62      En vertu de l’article 263, quatrième alinéa, TFUE, une personne physique ou morale ne peut former un recours contre un acte dont elle n’est pas le destinataire et qui comporte des mesures d’exécution que si cet acte la concerne directement et individuellement.

63      En ce qui concerne la seconde de ces conditions, à savoir le fait d’être individuellement concerné par l’acte en cause, il ressort d’une jurisprudence constante que les sujets autres que les destinataires d’une décision ne peuvent prétendre être concernés individuellement que si cette décision les atteint en raison de certaines qualités qui leur sont particulières ou d’une situation de fait qui les caractérise par rapport à toute autre personne et, de ce fait, les individualise d’une manière analogue à celle d’un destinataire (arrêts Plaumann/Commission, 25/62, EU:C:1963:17, 223; Inuit Tapiriit Kanatami e.a./Parlement et Conseil, C‑583/11 P, EU:C:2013:625, point 72, ainsi que Telefónica/Commission, C‑274/12 P, EU:C:2013:852, point 46).

64      Il ressort également d’une jurisprudence constante que la possibilité de déterminer, avec plus ou moins de précision, le nombre ou même l’identité des sujets de droit auxquels s’applique une mesure n’implique nullement que ces sujets doivent être considérés comme étant concernés individuellement par cette mesure dès lors que cette application est effectuée en vertu d’une situation objective de droit ou de fait définie par l’acte en cause (voir, en ce sens, arrêts Antillean Rice Mills/Conseil, C‑451/98 P, EU:C:2001:622, point 52, et Telefónica/Commission, C‑274/12 P, EU:C:2013:852, point 47).

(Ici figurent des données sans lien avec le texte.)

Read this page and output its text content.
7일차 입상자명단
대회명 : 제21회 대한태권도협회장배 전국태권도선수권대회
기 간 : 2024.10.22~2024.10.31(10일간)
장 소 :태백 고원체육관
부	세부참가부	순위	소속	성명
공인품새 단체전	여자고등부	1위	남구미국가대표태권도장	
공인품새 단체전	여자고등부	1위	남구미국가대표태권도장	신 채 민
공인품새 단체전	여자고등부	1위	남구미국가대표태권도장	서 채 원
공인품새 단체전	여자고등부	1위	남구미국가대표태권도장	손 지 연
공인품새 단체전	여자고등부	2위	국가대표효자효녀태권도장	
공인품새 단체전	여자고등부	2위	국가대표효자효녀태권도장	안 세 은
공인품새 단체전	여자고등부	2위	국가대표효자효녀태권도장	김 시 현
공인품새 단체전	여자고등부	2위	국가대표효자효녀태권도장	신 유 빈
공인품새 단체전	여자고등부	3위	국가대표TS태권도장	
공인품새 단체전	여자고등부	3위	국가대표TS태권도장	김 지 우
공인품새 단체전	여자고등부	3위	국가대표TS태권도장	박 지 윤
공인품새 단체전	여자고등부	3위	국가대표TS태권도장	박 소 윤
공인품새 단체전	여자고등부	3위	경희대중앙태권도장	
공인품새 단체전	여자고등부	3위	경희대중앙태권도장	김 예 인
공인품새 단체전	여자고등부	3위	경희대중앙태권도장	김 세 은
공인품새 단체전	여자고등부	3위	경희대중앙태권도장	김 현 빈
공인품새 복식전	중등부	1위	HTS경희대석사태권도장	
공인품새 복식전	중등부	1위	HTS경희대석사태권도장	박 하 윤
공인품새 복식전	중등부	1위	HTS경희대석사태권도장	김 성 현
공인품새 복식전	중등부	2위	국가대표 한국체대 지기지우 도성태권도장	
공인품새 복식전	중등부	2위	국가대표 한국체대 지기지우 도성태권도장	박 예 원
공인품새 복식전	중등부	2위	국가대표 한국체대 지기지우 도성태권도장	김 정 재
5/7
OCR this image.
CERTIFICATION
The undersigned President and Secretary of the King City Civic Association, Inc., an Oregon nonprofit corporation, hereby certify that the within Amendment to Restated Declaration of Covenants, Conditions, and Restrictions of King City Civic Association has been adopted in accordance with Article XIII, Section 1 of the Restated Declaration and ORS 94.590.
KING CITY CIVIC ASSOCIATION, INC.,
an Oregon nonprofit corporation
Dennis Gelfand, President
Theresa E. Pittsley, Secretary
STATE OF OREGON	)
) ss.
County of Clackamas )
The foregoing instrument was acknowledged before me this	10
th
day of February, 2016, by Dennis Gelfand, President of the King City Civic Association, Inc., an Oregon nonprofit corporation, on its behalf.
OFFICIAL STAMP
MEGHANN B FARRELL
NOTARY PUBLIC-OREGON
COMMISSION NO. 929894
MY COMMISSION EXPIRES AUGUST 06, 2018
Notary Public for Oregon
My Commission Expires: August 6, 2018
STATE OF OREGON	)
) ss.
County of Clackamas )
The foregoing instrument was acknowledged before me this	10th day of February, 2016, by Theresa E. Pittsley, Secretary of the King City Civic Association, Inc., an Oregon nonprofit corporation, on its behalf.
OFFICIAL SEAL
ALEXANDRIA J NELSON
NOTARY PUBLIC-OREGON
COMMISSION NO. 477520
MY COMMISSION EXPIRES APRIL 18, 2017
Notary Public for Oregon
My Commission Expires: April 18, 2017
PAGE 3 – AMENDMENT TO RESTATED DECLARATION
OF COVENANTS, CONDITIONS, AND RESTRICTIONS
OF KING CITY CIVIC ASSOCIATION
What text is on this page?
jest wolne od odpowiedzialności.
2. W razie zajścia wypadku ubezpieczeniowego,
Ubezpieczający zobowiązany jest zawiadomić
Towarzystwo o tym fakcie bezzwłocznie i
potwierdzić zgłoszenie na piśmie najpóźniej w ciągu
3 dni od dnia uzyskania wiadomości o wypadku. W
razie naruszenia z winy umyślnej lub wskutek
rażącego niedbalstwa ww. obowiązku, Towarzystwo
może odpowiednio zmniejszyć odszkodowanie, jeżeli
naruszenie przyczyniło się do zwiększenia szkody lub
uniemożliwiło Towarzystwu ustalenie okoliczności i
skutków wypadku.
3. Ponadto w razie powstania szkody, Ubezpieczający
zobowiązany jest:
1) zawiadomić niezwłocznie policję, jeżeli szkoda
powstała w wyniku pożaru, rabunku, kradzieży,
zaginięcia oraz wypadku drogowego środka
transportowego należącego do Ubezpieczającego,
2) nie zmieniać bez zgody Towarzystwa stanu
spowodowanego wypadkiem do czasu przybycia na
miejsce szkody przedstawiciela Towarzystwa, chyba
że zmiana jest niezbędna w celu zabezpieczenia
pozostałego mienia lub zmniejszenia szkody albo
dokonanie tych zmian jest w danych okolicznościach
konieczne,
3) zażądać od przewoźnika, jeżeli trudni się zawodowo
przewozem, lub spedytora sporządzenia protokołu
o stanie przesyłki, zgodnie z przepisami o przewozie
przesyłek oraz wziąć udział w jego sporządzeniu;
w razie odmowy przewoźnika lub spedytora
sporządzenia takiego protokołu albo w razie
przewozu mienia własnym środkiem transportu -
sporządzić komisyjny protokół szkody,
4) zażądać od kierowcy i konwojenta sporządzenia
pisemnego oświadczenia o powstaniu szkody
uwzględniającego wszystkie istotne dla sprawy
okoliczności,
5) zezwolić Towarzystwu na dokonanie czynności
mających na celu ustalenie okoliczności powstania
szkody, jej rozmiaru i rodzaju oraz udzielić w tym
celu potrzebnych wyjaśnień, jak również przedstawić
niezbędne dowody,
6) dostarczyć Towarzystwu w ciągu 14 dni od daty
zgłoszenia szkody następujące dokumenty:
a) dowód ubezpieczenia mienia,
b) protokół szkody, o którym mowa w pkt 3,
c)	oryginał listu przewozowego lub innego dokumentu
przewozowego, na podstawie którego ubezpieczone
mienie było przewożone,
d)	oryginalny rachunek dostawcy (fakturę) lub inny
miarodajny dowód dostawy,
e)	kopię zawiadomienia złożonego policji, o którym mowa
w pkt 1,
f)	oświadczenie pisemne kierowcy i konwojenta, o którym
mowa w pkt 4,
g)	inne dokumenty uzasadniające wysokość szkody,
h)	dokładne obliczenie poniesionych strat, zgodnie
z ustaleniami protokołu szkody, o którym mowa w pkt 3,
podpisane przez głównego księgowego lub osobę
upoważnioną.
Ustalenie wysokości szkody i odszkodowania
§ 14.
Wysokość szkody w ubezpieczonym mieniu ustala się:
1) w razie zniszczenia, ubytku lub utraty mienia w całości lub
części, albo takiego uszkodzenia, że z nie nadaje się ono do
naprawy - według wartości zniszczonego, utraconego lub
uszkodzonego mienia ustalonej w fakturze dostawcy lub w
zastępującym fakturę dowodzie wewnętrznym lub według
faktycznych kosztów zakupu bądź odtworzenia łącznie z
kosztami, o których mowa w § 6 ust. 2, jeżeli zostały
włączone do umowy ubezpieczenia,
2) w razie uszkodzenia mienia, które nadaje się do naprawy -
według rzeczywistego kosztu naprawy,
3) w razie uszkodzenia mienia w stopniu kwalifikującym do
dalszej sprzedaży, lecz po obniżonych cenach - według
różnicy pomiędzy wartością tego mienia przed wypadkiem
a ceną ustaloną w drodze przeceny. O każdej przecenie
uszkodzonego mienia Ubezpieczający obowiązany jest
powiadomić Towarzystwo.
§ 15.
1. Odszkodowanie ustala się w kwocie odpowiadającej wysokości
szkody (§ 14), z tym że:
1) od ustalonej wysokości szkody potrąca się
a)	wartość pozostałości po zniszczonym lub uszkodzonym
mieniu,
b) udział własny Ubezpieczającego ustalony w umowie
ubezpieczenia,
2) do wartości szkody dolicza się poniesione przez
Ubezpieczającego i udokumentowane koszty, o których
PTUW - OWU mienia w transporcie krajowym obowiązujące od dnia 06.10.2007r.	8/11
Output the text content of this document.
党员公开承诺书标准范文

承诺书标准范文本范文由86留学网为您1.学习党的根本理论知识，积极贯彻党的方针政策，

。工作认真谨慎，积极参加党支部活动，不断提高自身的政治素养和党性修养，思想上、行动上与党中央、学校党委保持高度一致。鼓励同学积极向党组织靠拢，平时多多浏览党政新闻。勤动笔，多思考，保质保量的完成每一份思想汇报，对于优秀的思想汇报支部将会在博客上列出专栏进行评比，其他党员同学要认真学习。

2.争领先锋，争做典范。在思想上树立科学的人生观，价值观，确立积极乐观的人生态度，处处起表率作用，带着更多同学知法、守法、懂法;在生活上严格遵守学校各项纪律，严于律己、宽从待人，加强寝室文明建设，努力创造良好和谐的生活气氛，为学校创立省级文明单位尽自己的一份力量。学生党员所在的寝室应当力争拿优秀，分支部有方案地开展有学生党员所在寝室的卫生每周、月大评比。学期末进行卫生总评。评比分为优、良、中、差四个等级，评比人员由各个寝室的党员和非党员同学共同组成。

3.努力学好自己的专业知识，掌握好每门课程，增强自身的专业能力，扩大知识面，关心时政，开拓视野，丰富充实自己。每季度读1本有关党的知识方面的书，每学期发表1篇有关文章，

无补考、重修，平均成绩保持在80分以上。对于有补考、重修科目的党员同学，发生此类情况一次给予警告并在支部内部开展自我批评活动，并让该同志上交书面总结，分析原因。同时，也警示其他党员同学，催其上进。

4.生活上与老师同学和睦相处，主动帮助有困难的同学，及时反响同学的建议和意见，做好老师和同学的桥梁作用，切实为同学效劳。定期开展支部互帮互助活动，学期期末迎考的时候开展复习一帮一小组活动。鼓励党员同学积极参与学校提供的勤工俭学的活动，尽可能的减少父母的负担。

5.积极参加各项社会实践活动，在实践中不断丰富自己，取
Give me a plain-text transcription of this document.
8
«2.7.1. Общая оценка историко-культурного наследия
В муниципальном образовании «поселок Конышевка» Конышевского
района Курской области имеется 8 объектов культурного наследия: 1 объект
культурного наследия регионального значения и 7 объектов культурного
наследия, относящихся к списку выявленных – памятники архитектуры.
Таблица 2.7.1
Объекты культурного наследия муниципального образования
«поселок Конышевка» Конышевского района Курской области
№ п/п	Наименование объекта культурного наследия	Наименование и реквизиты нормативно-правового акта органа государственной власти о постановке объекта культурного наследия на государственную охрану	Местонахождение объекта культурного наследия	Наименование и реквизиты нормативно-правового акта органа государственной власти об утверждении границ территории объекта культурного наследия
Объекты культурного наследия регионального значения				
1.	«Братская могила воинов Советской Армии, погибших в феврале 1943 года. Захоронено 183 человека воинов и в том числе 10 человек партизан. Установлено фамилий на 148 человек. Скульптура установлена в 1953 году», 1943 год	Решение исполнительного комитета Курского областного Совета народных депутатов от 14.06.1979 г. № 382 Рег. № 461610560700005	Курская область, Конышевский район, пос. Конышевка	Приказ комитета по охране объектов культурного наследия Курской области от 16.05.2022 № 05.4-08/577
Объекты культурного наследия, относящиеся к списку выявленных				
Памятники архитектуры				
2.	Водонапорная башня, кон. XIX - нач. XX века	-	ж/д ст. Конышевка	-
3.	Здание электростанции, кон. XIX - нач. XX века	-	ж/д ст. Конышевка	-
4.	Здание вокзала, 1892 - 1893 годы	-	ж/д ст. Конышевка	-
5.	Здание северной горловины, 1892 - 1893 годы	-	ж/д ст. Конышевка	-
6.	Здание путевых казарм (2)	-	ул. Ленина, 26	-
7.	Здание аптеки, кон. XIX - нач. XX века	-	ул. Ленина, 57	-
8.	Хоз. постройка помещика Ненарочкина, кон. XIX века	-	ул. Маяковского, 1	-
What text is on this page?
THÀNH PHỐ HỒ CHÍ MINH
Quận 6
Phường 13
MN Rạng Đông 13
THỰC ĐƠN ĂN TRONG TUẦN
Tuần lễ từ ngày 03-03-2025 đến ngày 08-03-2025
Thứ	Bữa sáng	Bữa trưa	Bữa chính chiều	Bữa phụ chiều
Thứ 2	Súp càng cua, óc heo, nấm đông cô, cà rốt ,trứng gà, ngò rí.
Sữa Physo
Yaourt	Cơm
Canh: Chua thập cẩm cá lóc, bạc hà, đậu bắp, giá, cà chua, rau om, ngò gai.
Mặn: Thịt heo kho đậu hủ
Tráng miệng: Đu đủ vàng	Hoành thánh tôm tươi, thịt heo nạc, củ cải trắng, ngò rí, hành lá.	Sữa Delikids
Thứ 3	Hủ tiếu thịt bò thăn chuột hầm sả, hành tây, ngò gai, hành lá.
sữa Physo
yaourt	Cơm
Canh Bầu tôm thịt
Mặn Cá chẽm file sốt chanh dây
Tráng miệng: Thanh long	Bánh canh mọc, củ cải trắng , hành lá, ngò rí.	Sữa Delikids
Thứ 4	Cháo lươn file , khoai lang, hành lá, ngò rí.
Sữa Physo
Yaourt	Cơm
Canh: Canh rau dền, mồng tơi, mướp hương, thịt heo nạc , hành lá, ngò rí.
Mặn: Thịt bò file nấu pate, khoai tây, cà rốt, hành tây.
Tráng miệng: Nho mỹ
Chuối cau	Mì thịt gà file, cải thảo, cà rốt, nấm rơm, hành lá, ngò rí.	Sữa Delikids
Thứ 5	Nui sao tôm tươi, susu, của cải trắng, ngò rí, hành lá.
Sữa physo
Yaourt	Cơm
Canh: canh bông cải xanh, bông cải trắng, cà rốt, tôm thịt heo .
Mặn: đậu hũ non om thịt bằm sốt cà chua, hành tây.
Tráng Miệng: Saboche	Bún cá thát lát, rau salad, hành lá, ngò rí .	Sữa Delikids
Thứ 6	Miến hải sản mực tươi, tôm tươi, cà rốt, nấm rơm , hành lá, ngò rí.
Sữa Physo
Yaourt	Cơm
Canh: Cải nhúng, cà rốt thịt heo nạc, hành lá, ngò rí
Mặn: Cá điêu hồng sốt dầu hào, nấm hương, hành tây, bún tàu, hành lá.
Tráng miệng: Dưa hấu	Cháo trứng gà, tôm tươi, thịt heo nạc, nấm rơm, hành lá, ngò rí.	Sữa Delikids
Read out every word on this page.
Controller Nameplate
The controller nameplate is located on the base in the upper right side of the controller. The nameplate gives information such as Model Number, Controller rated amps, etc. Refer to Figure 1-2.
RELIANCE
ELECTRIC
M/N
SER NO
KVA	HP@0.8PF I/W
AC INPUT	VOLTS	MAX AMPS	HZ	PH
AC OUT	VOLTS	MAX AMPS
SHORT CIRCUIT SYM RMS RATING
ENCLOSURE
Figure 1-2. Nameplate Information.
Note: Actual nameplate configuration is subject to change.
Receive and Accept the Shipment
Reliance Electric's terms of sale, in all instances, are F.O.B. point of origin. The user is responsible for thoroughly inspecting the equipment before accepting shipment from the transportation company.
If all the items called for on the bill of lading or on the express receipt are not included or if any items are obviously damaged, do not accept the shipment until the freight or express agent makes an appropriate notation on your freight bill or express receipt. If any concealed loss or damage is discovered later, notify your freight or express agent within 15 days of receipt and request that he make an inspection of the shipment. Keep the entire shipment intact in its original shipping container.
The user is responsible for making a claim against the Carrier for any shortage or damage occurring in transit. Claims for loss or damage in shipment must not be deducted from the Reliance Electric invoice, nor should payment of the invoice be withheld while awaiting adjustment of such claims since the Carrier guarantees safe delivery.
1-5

65      Il convient de constater que tel est le cas du règlement d’exécution nº 393/2011 dont T & L Sugars et Sidul Açúcares demandent l’annulation et au regard duquel il convient par conséquent d’examiner la qualité pour agir de ces dernières. En effet, ce règlement visant, à son article 1er, paragraphe 1, «[l]es quantités pour lesquelles des demandes de certificats d’importation ont été déposées entre le 1er et le 7 avril 2011». T & L Sugars et de Sidul Açúcares ne sauraient être considérées comme étant individualisées par cette disposition.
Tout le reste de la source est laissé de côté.